Of the 22 Assembly segments in Murshidabad in West Bengal, the Congress had won 14 in the 2016 elections, picking up another eight in neighbouring Malda — the two central Bengal districts alone accounting for half of the party’s tally of 44 in the last Assembly polls. One man was behind the Congress’s hold in the region, amidst its shrinking footprint in the state: Adhir Ranjan Chowdhury, the Congress’s leader in the Lok Sabha, the president of its state unit and arguably the only Congress leader in Bengal with a bastion to boast of.
His critics call him “Bahubali” who expanded the Congress organisation in Murshidabad through muscle power, and held onto the legacy of A B A Ghani Khan Choudhury in Malda. However, Chowdhury’s well-wishers have another name for him: a “streetfighter” rallying the cadre in Bengal’s violence-prone politics; and a “Robin Hood” who derives his popularity from the downtrodden, especially Muslims, with Murshidabad a Muslim-concentrated district.
Having fought the CPM all his political life, after starting out with the Revolutionary Socialist Party but switching to the Congress soon after, Chowdhury was also among the first to identify the need for the Congress and Left to join hands to defeat the Trinamool. He is now one of the staunchest critics of Chief Minister Mamata Banerjee, articulate and irreverent as he leads the Congress to another uphill battle, with a hold on Murshidabad, Malda as well as adjoining Nadia and Uttar Dinajpur districts.
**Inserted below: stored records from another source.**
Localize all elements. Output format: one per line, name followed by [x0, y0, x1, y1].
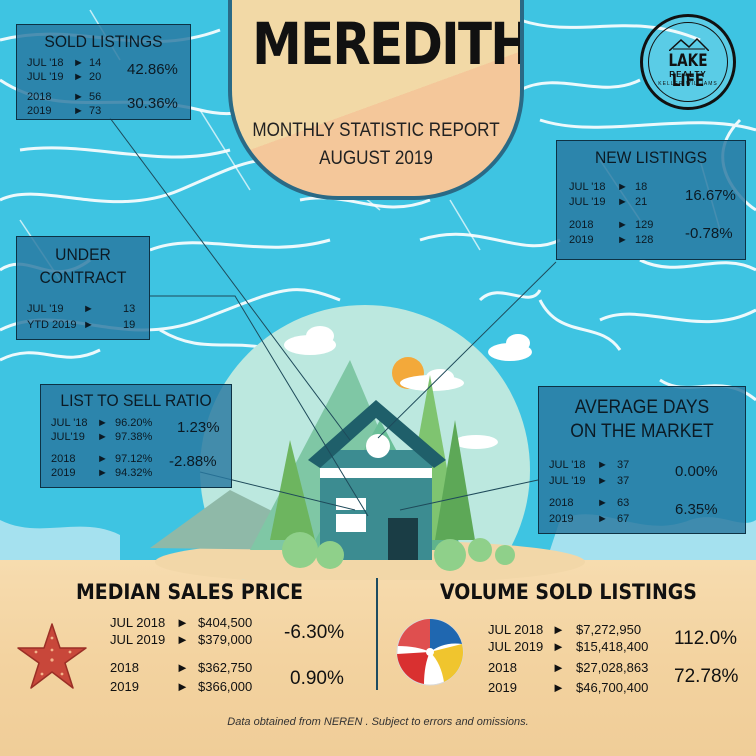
volume-pct-year: 72.78%: [674, 666, 739, 687]
report-subtitle: MONTHLY STATISTIC REPORT: [252, 120, 500, 141]
starfish-icon: [17, 623, 87, 689]
logo-name: LAKE LIFE: [668, 51, 708, 91]
sold-listings-panel: SOLD LISTINGS JUL '18 ► 14 JUL '19 ► 20 2018…: [16, 24, 191, 120]
days-pct-month: 0.00%: [675, 463, 718, 480]
volume-pct-month: 112.0%: [674, 628, 738, 649]
sold-listings-title: SOLD LISTINGS: [44, 32, 163, 51]
under-contract-title-2: CONTRACT: [39, 268, 127, 287]
logo-tagline: KELLER WILLIAMS: [658, 81, 718, 87]
median-pct-year: 0.90%: [290, 668, 344, 689]
logo-ring: [648, 22, 728, 102]
volume-sold-title: VOLUME SOLD LISTINGS: [440, 580, 697, 604]
median-row-2: JUL 2019 ► $379,000: [110, 632, 253, 647]
average-days-title-1: AVERAGE DAYS: [574, 397, 710, 418]
volume-row-4: 2019 ► $46,700,400: [488, 680, 649, 695]
ratio-pct-month: 1.23%: [177, 419, 220, 436]
new-pct-year: -0.78%: [685, 225, 733, 242]
report-date: AUGUST 2019: [319, 148, 433, 169]
lake-life-realty-logo: LAKE LIFE REALTY KELLER WILLIAMS: [640, 14, 736, 110]
page-title: MEREDITH: [252, 10, 524, 78]
volume-row-1: JUL 2018 ► $7,272,950: [488, 622, 642, 637]
median-row-1: JUL 2018 ► $404,500: [110, 615, 253, 630]
median-row-4: 2019 ► $366,000: [110, 679, 253, 694]
average-days-title-2: ON THE MARKET: [570, 421, 714, 442]
sold-pct-year: 30.36%: [127, 95, 178, 112]
median-row-3: 2018 ► $362,750: [110, 660, 253, 675]
new-listings-panel: NEW LISTINGS JUL '18 ► 18 JUL '19 ► 21 2018 ►…: [556, 140, 746, 260]
under-contract-panel: UNDER CONTRACT JUL '19 ► 13 YTD 2019 ► 19: [16, 236, 150, 340]
title-banner: MEREDITH MONTHLY STATISTIC REPORT AUGUST…: [228, 0, 524, 200]
median-price-title: MEDIAN SALES PRICE: [76, 580, 304, 604]
bush-icons: [282, 532, 515, 571]
section-divider: [376, 578, 378, 690]
sold-pct-month: 42.86%: [127, 61, 178, 78]
logo-sub: REALTY: [669, 70, 707, 79]
new-pct-month: 16.67%: [685, 187, 736, 204]
list-to-sell-panel: LIST TO SELL RATIO JUL '18 ► 96.20% JUL'19…: [40, 384, 232, 488]
footer-disclaimer: Data obtained from NEREN . Subject to er…: [227, 716, 529, 728]
days-pct-year: 6.35%: [675, 501, 718, 518]
volume-row-3: 2018 ► $27,028,863: [488, 660, 649, 675]
median-pct-month: -6.30%: [284, 622, 345, 643]
ratio-pct-year: -2.88%: [169, 453, 217, 470]
new-listings-title: NEW LISTINGS: [594, 148, 708, 167]
under-contract-title-1: UNDER: [55, 245, 111, 264]
volume-row-2: JUL 2019 ► $15,418,400: [488, 639, 649, 654]
mountain-icon: [669, 37, 709, 51]
list-to-sell-title: LIST TO SELL RATIO: [60, 391, 212, 410]
beach-ball-icon: [396, 618, 464, 686]
average-days-panel: AVERAGE DAYS ON THE MARKET JUL '18 ► 37 JU…: [538, 386, 746, 534]
sand-background: [0, 560, 756, 756]
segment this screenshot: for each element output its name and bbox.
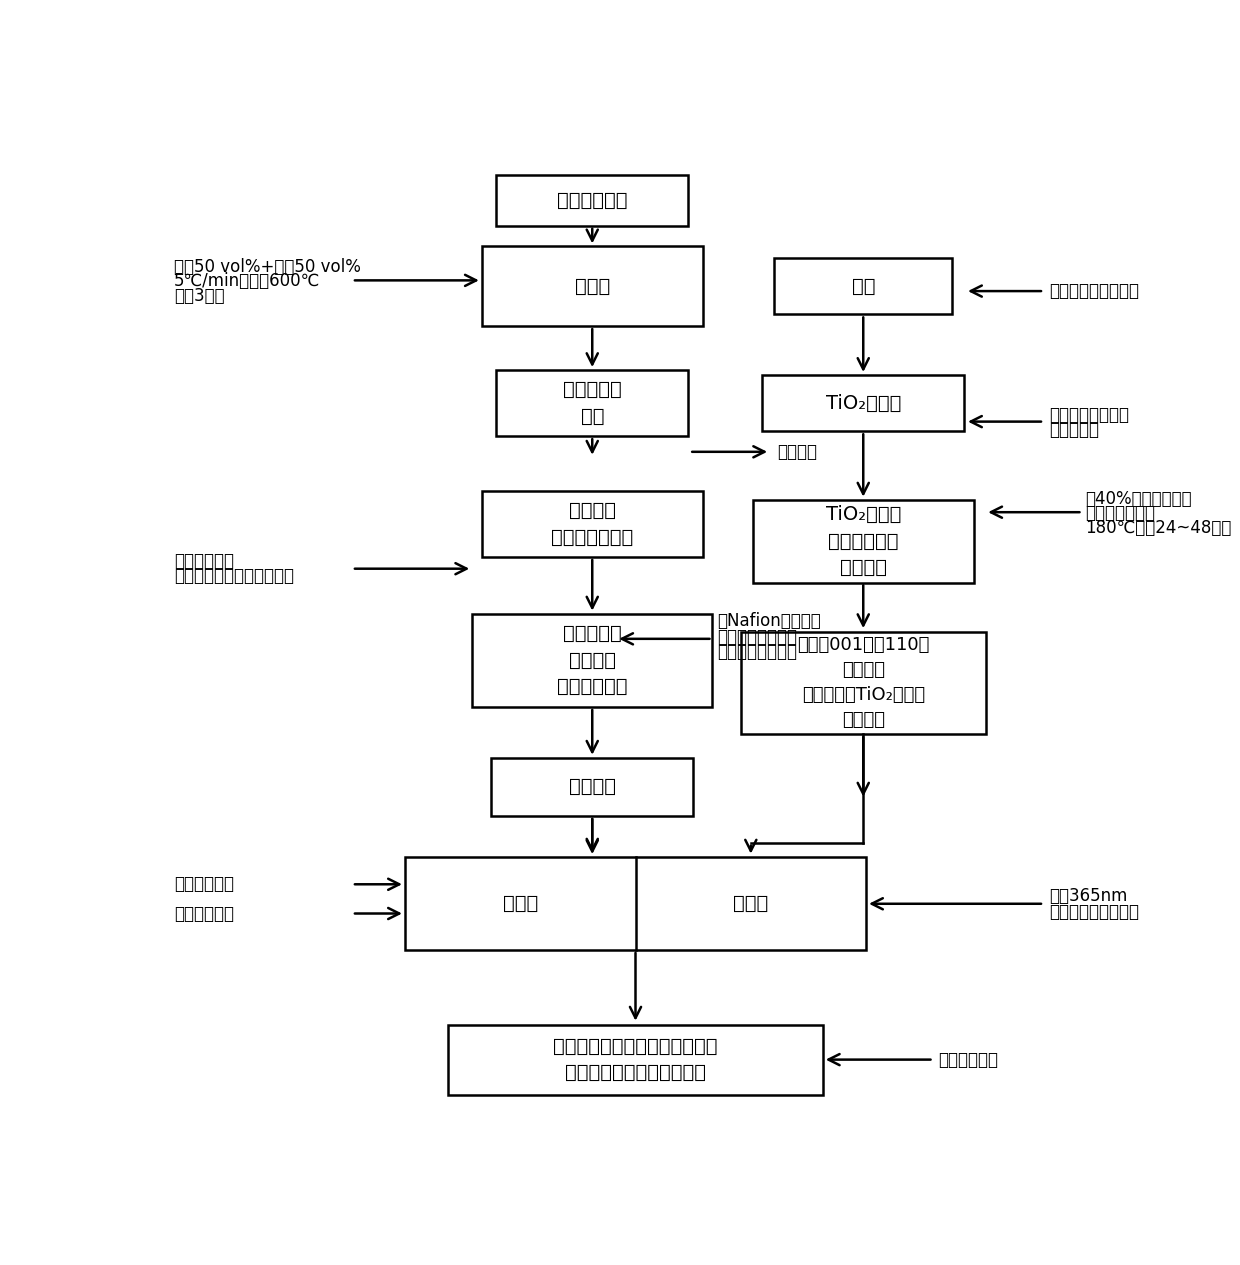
Text: 具有（001）（110）
接触晶面
暴露结构的TiO₂纳米管
阳极电极: 具有（001）（110） 接触晶面 暴露结构的TiO₂纳米管 阳极电极 <box>797 636 930 729</box>
Bar <box>481 491 703 557</box>
Text: 浸入钛酸四异丙酯: 浸入钛酸四异丙酯 <box>1049 406 1128 424</box>
Text: 并在磁力搅拌油浴锅中加热: 并在磁力搅拌油浴锅中加热 <box>174 568 294 586</box>
Text: 煅烧3小时: 煅烧3小时 <box>174 287 224 305</box>
Bar <box>774 258 952 315</box>
Bar <box>404 858 866 950</box>
Text: 加入四氢呋喃: 加入四氢呋喃 <box>174 552 234 571</box>
Text: 气相产物氢气、甲烷、一氧化碳
液相产物甲醇、乙醇、丙醇: 气相产物氢气、甲烷、一氧化碳 液相产物甲醇、乙醇、丙醇 <box>553 1037 718 1083</box>
Text: 在电解液中电解氧化: 在电解液中电解氧化 <box>1049 282 1138 300</box>
Text: TiO₂纳米管
钛酸四异丙酯
混合溶液: TiO₂纳米管 钛酸四异丙酯 混合溶液 <box>826 506 901 577</box>
Text: 氙灯可见光源: 氙灯可见光源 <box>174 904 234 922</box>
Bar <box>740 631 986 734</box>
Text: 阴极电极: 阴极电极 <box>569 778 616 797</box>
Text: 去离子水超声混合: 去离子水超声混合 <box>717 627 797 646</box>
Bar <box>491 758 693 816</box>
Text: 阳极腔: 阳极腔 <box>733 894 769 913</box>
Bar <box>448 1025 823 1094</box>
Text: 通入二氧化碳: 通入二氧化碳 <box>174 875 234 893</box>
Text: 阴极腔: 阴极腔 <box>502 894 538 913</box>
Bar <box>472 614 713 707</box>
Text: TiO₂纳米管: TiO₂纳米管 <box>826 393 901 412</box>
Text: 氮气50 vol%+氢气50 vol%: 氮气50 vol%+氢气50 vol% <box>174 258 361 276</box>
Bar <box>481 247 703 326</box>
Text: 碳锌钴与
酞氰化锌混合物: 碳锌钴与 酞氰化锌混合物 <box>551 501 634 546</box>
Text: 与Nafion膜溶液和: 与Nafion膜溶液和 <box>717 612 821 630</box>
Text: 准单色波段紫外线光: 准单色波段紫外线光 <box>1049 902 1138 921</box>
Text: 与酞氰化锌
混合: 与酞氰化锌 混合 <box>563 381 621 426</box>
Text: 涂刷在泡沫铜表面: 涂刷在泡沫铜表面 <box>717 644 797 662</box>
Text: 与40%的氢氟酸混合: 与40%的氢氟酸混合 <box>1085 490 1192 507</box>
Bar <box>496 175 688 226</box>
Bar <box>753 500 973 583</box>
Text: 气相色谱检测: 气相色谱检测 <box>939 1051 998 1069</box>
Text: 5℃/min升温到600℃: 5℃/min升温到600℃ <box>174 272 320 291</box>
Text: 碳锌钴担载
酞氰化锌
异质结催化剂: 碳锌钴担载 酞氰化锌 异质结催化剂 <box>557 624 627 696</box>
Text: 钛片: 钛片 <box>852 277 875 296</box>
Text: 碳锌钴: 碳锌钴 <box>574 277 610 296</box>
Text: 180℃保温24~48小时: 180℃保温24~48小时 <box>1085 519 1231 536</box>
Text: 放于高压反应釜: 放于高压反应釜 <box>1085 505 1156 522</box>
Text: 锌钴咪唑骨架: 锌钴咪唑骨架 <box>557 191 627 210</box>
Bar <box>496 369 688 436</box>
Text: 充分研磨: 充分研磨 <box>776 443 817 460</box>
Text: 氙灯365nm: 氙灯365nm <box>1049 887 1127 904</box>
Bar <box>763 374 965 431</box>
Text: 乙醇溶液中: 乙醇溶液中 <box>1049 421 1099 439</box>
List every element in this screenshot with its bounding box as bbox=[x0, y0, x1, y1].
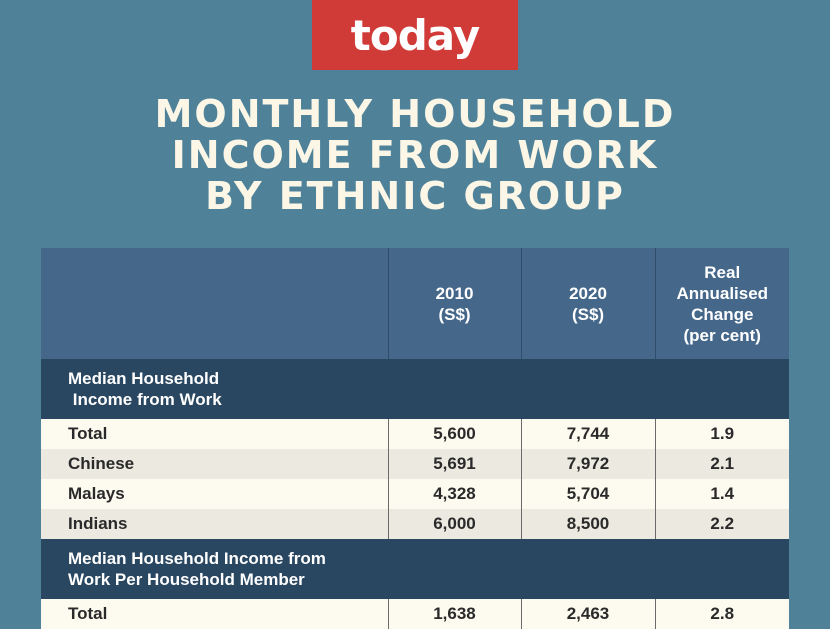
title-line: INCOME FROM WORK bbox=[171, 133, 659, 177]
row-label: Malays bbox=[41, 479, 388, 509]
row-label: Chinese bbox=[41, 449, 388, 479]
cell-value: 5,704 bbox=[520, 479, 655, 509]
table-row: Total 1,638 2,463 2.8 bbox=[41, 599, 789, 629]
table-row: Malays 4,328 5,704 1.4 bbox=[41, 479, 789, 509]
cell-value: 2,463 bbox=[520, 599, 655, 629]
cell-value: 5,691 bbox=[387, 449, 521, 479]
cell-value: 2.1 bbox=[654, 449, 789, 479]
header-change: Real Annualised Change (per cent) bbox=[654, 248, 789, 359]
header-2010: 2010 (S$) bbox=[387, 248, 521, 359]
cell-value: 7,744 bbox=[520, 419, 655, 449]
today-logo: today bbox=[312, 0, 518, 70]
cell-value: 1,638 bbox=[387, 599, 521, 629]
cell-value: 5,600 bbox=[387, 419, 521, 449]
cell-value: 2.2 bbox=[654, 509, 789, 539]
section-row: Median Household Income from Work Per Hou… bbox=[41, 539, 789, 599]
table-row: Chinese 5,691 7,972 2.1 bbox=[41, 449, 789, 479]
row-label: Total bbox=[41, 599, 388, 629]
section-row: Median Household Income from Work bbox=[41, 359, 789, 419]
header-row: 2010 (S$) 2020 (S$) Real Annualised Change (p… bbox=[41, 248, 789, 359]
title-line: BY ETHNIC GROUP bbox=[205, 174, 625, 218]
header-blank bbox=[41, 248, 388, 359]
cell-value: 1.4 bbox=[654, 479, 789, 509]
cell-value: 6,000 bbox=[387, 509, 521, 539]
title-line: MONTHLY HOUSEHOLD bbox=[154, 92, 676, 136]
cell-value: 7,972 bbox=[520, 449, 655, 479]
header-2020: 2020 (S$) bbox=[520, 248, 655, 359]
cell-value: 4,328 bbox=[387, 479, 521, 509]
cell-value: 1.9 bbox=[654, 419, 789, 449]
cell-value: 8,500 bbox=[520, 509, 655, 539]
table-row: Indians 6,000 8,500 2.2 bbox=[41, 509, 789, 539]
section-label: Median Household Income from Work bbox=[41, 359, 789, 419]
income-table: 2010 (S$) 2020 (S$) Real Annualised Change (p… bbox=[41, 248, 789, 629]
table-row: Total 5,600 7,744 1.9 bbox=[41, 419, 789, 449]
row-label: Total bbox=[41, 419, 388, 449]
section-label: Median Household Income from Work Per Hou… bbox=[41, 539, 789, 599]
cell-value: 2.8 bbox=[654, 599, 789, 629]
page-title: MONTHLY HOUSEHOLD INCOME FROM WORK BY ET… bbox=[0, 94, 830, 217]
row-label: Indians bbox=[41, 509, 388, 539]
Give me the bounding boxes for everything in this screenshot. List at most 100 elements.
Chowdhury had been president of the Bengal PCC in 2016 too when the Congress and Left entered tied up to take on the Trinamool. In Murshidabad, the Left had picked up four seats, while the Congress had emerged as the main Opposition party on the strength of its 44 seats.
After the 2019 general elections, the Congress leadership had rewarded him by making him the leader of the depleted party in the Lok Sabha. Last September, after Somen Mitra’s death, the Congress had turned to Chowdhury to take the charge of the party in Bengal too, just seven months to go for the elections.
“I always favour swimming against the tide… And I also relish this kind of adventure of swimming against the tide,” he had told The Indian Express then.
Chowdhury started his electoral career in 1991, losing his first Assembly contest from Nabagram seat in Murshidabad. However, in 1996, he had fought again from Nabagram and won. He has been a parliamentarian since 1999, when he won from Berhampore.
After she came to power in 2011, Mamata too had tried her best to make inroads into Murshidabad, sending her then close aide Suvendu Adhikari as an observer to the district. However, even as the Muslim votes swung to Mamata and the Trinamool in other districts, in Murshidabad, they remained with the Congress courtesy Chowdhury.
During the Covid pandemic, Chowdhury was also commended for his role in helping migrant labourers from Bengal.
The 64-year-old is now steering the Congress’s newest alliance in Bengal: with the Indian Secular Front (ISF), a party formed by Pirzada Abbas Siddiqui, the cleric of the influential Furfura Sharif shrine in Hooghly. A section of the Congress had been reluctant — with many apprehensive the move might not just split Muslim votes but rally the Hindus behind the BJP — but the high command has gone with Chowdhury. Lashing out at critics, the PCC chief had said they “have already extracted their pound of flesh”.
Chowdhury’s pragmatism was also on display at the Left-Congress-ISF rally at Brigade Parade Ground on February 28. Siddiqui had snubbed Chowdhury, with his supporters drowning out the Congress leader’s speech, and then gone on to seek votes for the Left while remaining quiet on the Congress.
Many thought Chowdhury would not stand for this — the alliance had, rather, moved to seal its seat-sharing arrangement (the Left is fighting 165 seats, the Congress 92, the ISF around 37).